The “Great Resignation” has fueled growing conversations about the labor conditions facing American workers today. Millions of workers in this country, according to recent statistics, have left or are in the process of leaving jobs they have deemed unfulfilling in order to seek out something better. We are living in a moment where workers have both the ability and inclination to find new work if they are unhappy with their current job.
This moment—which is fundamentally about how workers think about jobs and strategize about their future employment—raises at least as many questions as it answers. For instance, how are workers who regularly face unpredictable schedules, pay, and changing employment status—sometimes called non-standard work conditions—able to manage job changes?
This is far from an insignificant number of workers, with some studies suggesting more than one in four adult Americans are employed in nonstandard jobs today. Further, how might one’s past work history shape the types of jobs a person may seek in the future? These are labor issues that transcend the current pandemic moment and speak to the broader state of our labor market.

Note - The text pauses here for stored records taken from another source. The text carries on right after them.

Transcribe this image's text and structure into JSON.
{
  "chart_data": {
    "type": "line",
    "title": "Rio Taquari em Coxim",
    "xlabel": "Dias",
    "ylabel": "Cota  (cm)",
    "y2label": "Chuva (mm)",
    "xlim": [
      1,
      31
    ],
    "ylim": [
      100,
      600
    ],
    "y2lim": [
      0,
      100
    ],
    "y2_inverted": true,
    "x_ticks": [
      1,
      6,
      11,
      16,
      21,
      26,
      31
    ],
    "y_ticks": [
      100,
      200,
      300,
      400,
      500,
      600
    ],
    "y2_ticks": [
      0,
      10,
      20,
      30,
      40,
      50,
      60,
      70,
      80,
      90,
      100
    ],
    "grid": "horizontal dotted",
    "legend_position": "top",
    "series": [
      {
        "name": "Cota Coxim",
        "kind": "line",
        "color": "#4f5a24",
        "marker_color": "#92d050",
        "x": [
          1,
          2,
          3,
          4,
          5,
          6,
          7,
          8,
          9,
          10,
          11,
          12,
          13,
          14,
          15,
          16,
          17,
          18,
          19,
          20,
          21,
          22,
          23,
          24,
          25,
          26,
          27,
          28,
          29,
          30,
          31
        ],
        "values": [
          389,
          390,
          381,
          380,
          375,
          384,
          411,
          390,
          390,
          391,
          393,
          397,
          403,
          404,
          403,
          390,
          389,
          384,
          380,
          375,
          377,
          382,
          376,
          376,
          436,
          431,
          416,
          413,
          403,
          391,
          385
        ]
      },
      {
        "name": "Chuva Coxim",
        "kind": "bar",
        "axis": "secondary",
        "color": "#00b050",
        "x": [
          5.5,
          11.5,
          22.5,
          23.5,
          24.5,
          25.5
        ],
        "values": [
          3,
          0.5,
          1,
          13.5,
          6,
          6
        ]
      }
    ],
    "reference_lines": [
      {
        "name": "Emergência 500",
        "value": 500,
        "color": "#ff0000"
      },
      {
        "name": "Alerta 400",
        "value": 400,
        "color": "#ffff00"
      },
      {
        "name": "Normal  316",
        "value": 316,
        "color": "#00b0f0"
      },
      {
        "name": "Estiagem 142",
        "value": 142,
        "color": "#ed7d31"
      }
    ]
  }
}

In a recently published paper, we sought to investigate how workers manage contested work identities across non-standard employment contexts. Basically, these are jobs where workers feel judged or stigmatized by others based on characteristics of their work. We compared two groups of workers that engage in non-standard jobs that differ in the nature and degree of stigma they face: sex workers and frontline restaurant workers.
Whereas sex workers face a high degree of moral judgement based on their work, frontline restaurant workers contend with demeaning social characterizations of their jobs as “unskilled” and low-status. Bringing these two groups together in our research provided us with a unique opportunity to illuminate how workers navigate nonstandard jobs using strategies shaped by the reputation of the job itself.
We found that workers from both groups actively frame their jobs—or at least their relationships to their jobs—more positively. Yet, how they do so differs on two fronts: “identity work” (how workers frame their jobs) and job bundling (what jobs workers seek to combine together).
Sex workers we interviewed sought to normalize the reputation of their jobs, which ranged from pornographic film acting to escorting. Workers emphasized that their job was “work just like any other job”, often drawing attention to the professionalism and bureaucracy that is a common part of work on porn sets. Further, having engaged in jobs that are highly stigmatized, many of these workers end up “sticking to it” with future employment. That is, they deepen their commitment to this line of work by identifying with it while also bundling together part-time and contract-based jobs within the same industry.
By contrast, we found that frontline restaurant workers tend to downplay their engagement with their serving, bartending, and hosting jobs. Many of those we interviewed rejected being called “restaurant workers” entirely, preferring to focus instead on their identities garnered from other activities and roles, such as being a college student or an aspiring “professional.” The job search strategies these workers use reflect this same orientation. By “opting for alternatives,” many of the workers in this group deliberately seek part-time employment outside of the restaurant industry in order to shore up their work identities.
As we argue, the distinct strategies that non-standard workers in this study use provide valuable insights into how people attempt to manage their work identities (which are fluid) in conjunction with their job search strategies (which are ongoing out of necessity). Of course, many other factors affect who has access to what jobs in our society; persistent forms of racism, sexism, and classism play a large role in excluding some workers from otherwise desirable employment opportunities. Yet our study points to more subtle processes that also affect how workers manage their employment today: the distinctly positive or negative reputation of jobs themselves in our society.
Which brings us back to the Great Resignation. While many workers are moving away from jobs due to unsatisfactory material conditions, these shifts happen in a context where workers are strategically thinking about what certain job changes will mean for their own work identity, tied to past, present, and future employment. For some, this can mean leaning into different roles within the same industry while for others, pursing opportunities further afoot. In either case, the way people see themselves through their work is reflected in a job search process that has proved ongoing in an era of rising nonstandard work.
Eli R. Wilson and David Scheiber. “Sticking to it or Opting for Alternatives: Managing Contested Work Identities in Nonstandard Work” in Qualitative Sociology 2022.